Set up of IMU400CC and GPS antenna

Fig. 13
figure 13

Trajectory from GPS-RTK

When the vehicle’s trajectory changed from clockwise (or anticlockwise) turns to anticlockwise (or clockwise) turns, the change in the bias of the accelerometer can indicate the synchronization error (Lee et al. 2002). In the ideal case (no synchronization error), the bias should not change. When synchronization errors were artificially introduced, one can see that the larger the error, the more significant the “jump”. Figure 14 illustrates the results. The second circular turn (anticlockwise) begins at 40 s; and the accelerometer bias starts to change due to the synchronization error. It can be observed that the accelerometer bias changes more as the synchronization error increases.

Fig. 14
figure 14

Change of accelerometer bias

The result of differential GPS (DGPS) plus INS is compared with the result obtained from DGPS only. If the synchronization is good, those results should be almost the same. Figure 15 shows the trajectories of well-synchronized DGPS/INS and that of DGPS only. When there is a synchronization error, say a 0.1 s delay, the offset of the DGPS/INS and DGPS can be observed. Figure 16 depicts the trajectories with delays varying from 0.05 to 0.3 s. It is quite clear that when the delay increased, the trajectory obtained from the DGPS/INS is distorted more seriously. Using the GPS-RTK solution as reference, an average of 0.655 m positioning error from DGPS can be found. Table 2 shows the positioning offset of DGPS/INS and DGPS-only, and the DGPS/INS positioning error. The difference in positioning with no delay and 0.05 s delay cannot be discriminated, and the offset caused by synchronization error is less than 25 cm. In the DGPS case, this accuracy is enough for most applications. When single point positioning GPS (SPS) is used, the tolerance of the delay is larger. These result indicate when the Crossbow IMU (or similar low-cost IMUs, refer Table 1 for the specifications) is used, CESS can satisfy the synchronization requirement.

Fig. 15
figure 15

Trajectory of synchronized DGPS/INS

Fig. 16
figure 16

Trajectory of DGPS/INS with synchronization error

Table 2 Positioning offset of DGPS/INS and DGPS, and positioning error of DGPS/INS

Concluding remarks

A cost-effective synchronization system has been constructed for use in multisensor integration studies. Tests have shown that an accuracy of better than 0.4 ms can be achieved. At a vehicle speed of 100 km/h, a 0.4 ms timing error translates to a shift of 1.1 cm. This is sufficiently accurate for many land applications. The synchronization error is smaller than the error caused by the IMU, and several experiments have utilized the CESS to collect data in downtown or urban areas for research purposes. The system design of the CESS allows users to build their own multisensor system, and is therefore an ideal platform for low-cost university-based R&D.
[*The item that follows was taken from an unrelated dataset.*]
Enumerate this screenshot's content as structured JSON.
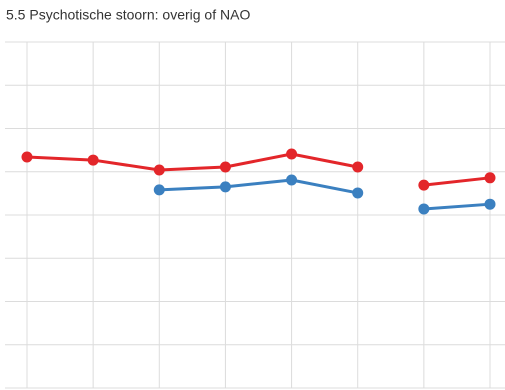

One way to improve the accuracy of the CESS is to utilize a high-speed DAQ card and to use a higher frequency time base. Moreover, the CESS can also provide a trigger signal for sensors to start sampling. This is an option for hardware-level synchronization. When the synchronization error is smaller than a specified threshold, to improve the accuracy of the whole multisensor system other errors (such as the angular rate bias) need to be carefully considered.